En una cadena de producción, el paradigma del control se cumple. El proceso de toma de decisiones está bien delimitado y es responsabilidad de una parte concreta y minoritaria de la organización, que es quién define qué hay que hacer y cómo. Hay una parte de la organización responsable de definir el trabajo del resto de la misma pero el grueso de la organización está centrado en la ejecución de dichas decisiones, es decir, en la realización de un trabajo ya definido. En este tipo de entorno se puede saber y medir qué hace cada persona, cómo lo hace, qué utiliza para hacerlo, cuánto cuesta… En resumen, se puede saber y controlar prácticamente todo.
Sin embargo, en una organización del conocimiento, el paradigma del control es una ilusión. Cada persona toma diariamente decenas, por no decir centenas, de pequeñas decisiones que escapan a cualquier tipo de control organizativo. Qué palabra concreta usar en una conversación con un cliente; qué hacer primero y qué hacer después o qué dejar sin hacer; cómo plantear un tema; qué decir y qué callar; cómo elaborar un documento… A pesar de que puedan existir infinidad de procedimientos, políticas, plantillas y normas, cada persona de la organización tiene un amplísimo margen de libertad de elección.
Esto es característico del trabajo del conocimiento porque, a diferencia de lo que ocurre en el resto de trabajos, cuando hablamos de conocimiento la tarea no es evidente sino que hay que definirla y esa definición se produce en gran medida a partir de decisiones. Cada profesional del conocimiento define a diario gran parte de su trabajo, por muy detallada que sea la descripción de su puesto profesional. Y cada una de esas decisiones supone una elección y tiene un impacto, por mínimo que sea, en los resultados de la organización y, por consiguiente, en su productividad.
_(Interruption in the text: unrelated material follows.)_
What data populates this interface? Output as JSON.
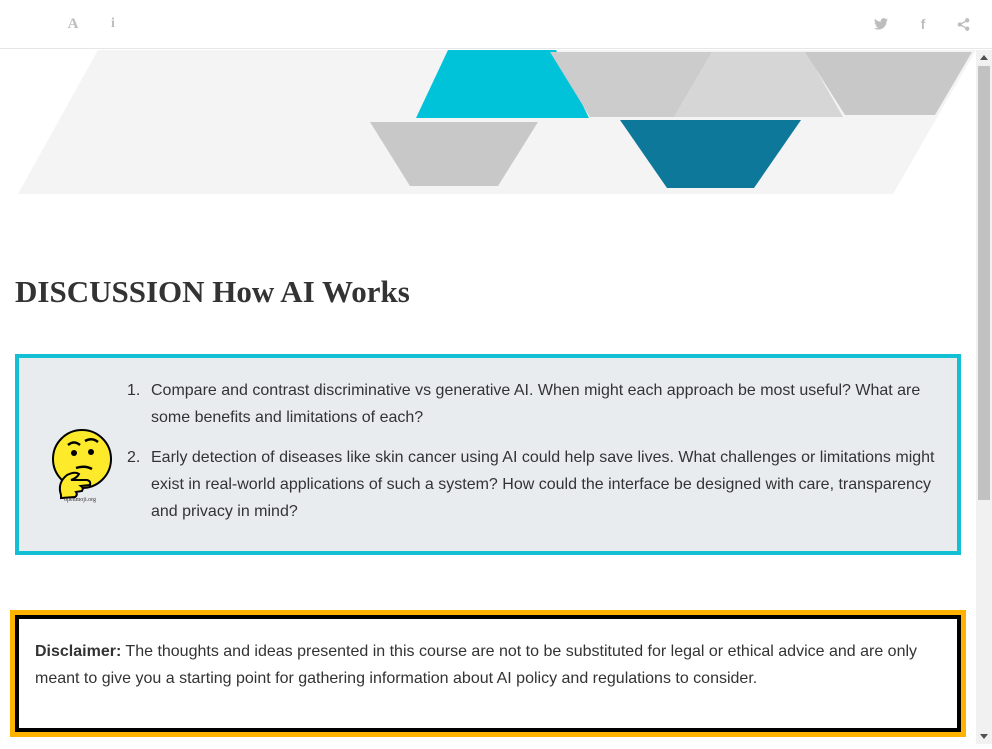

Cuando, desde el paradigma del control, se sigue centrando la atención obsesivamente en la parte tradicional, en la que es visible y medible, como son los costes y los ingresos, y se intenta mejorar la productividad incidiendo únicamente sobre ellos, los resultados son sub-óptimos. Porque la mejora de la productividad en las organizaciones del conocimiento no procede de hacer más cosas ni de hacerlas a menor coste unitario. Leer y escribir más emails, asistir a más reuniones, hablar más horas por teléfono y que te interrumpan más veces no te convierte en una persona más productiva.
La productividad del trabajador del conocimiento depende fundamentalmente de dos cosas: elegir mejor qué hacer y qué no hacer en cada momento y, una vez tomada la decisión correcta, hacerla con un aprovechamiento óptimo de sus recursos (conocimiento, energía, atención…). Y nada de esto puede medirse en una hoja de Excel ni puede ser decidido ni gestionado por terceras personas.
Elegir mejor tiene que ver con eficacia, con hacer las cosas que son más relevantes para alcanzar los resultados que se persiguen. Hacer mejor tiene que ver con eficiencia, con el uso racional y óptimo de los recursos. Y la eficacia y la eficiencia son habilidades que cada persona desarrolla y expresa de forma soberana, escapando a cualquier tipo de control. Porque como dice Peter Drucker: «El trabajador del conocimiento no puede ser supervisado de cerca ni en detalle. Únicamente se le puede ayudar. Pero debe ser él quien se dirige a sí mismo, y debe dirigirse hacia el desempeño y la contribución, esto es, hacia la eficacia eficiente».
Por eso, después de la crisis habremos superado los paradigmas obsoletos que basan la productividad en factores cuantitativos. Ya no pensaremos que la productividad depende de trabajar más horas con menores salarios. Porque habremos entendido que, en el trabajo del conocimiento, la productividad de las organizaciones depende de la eficacia eficiente, individual y colectiva, de sus personas.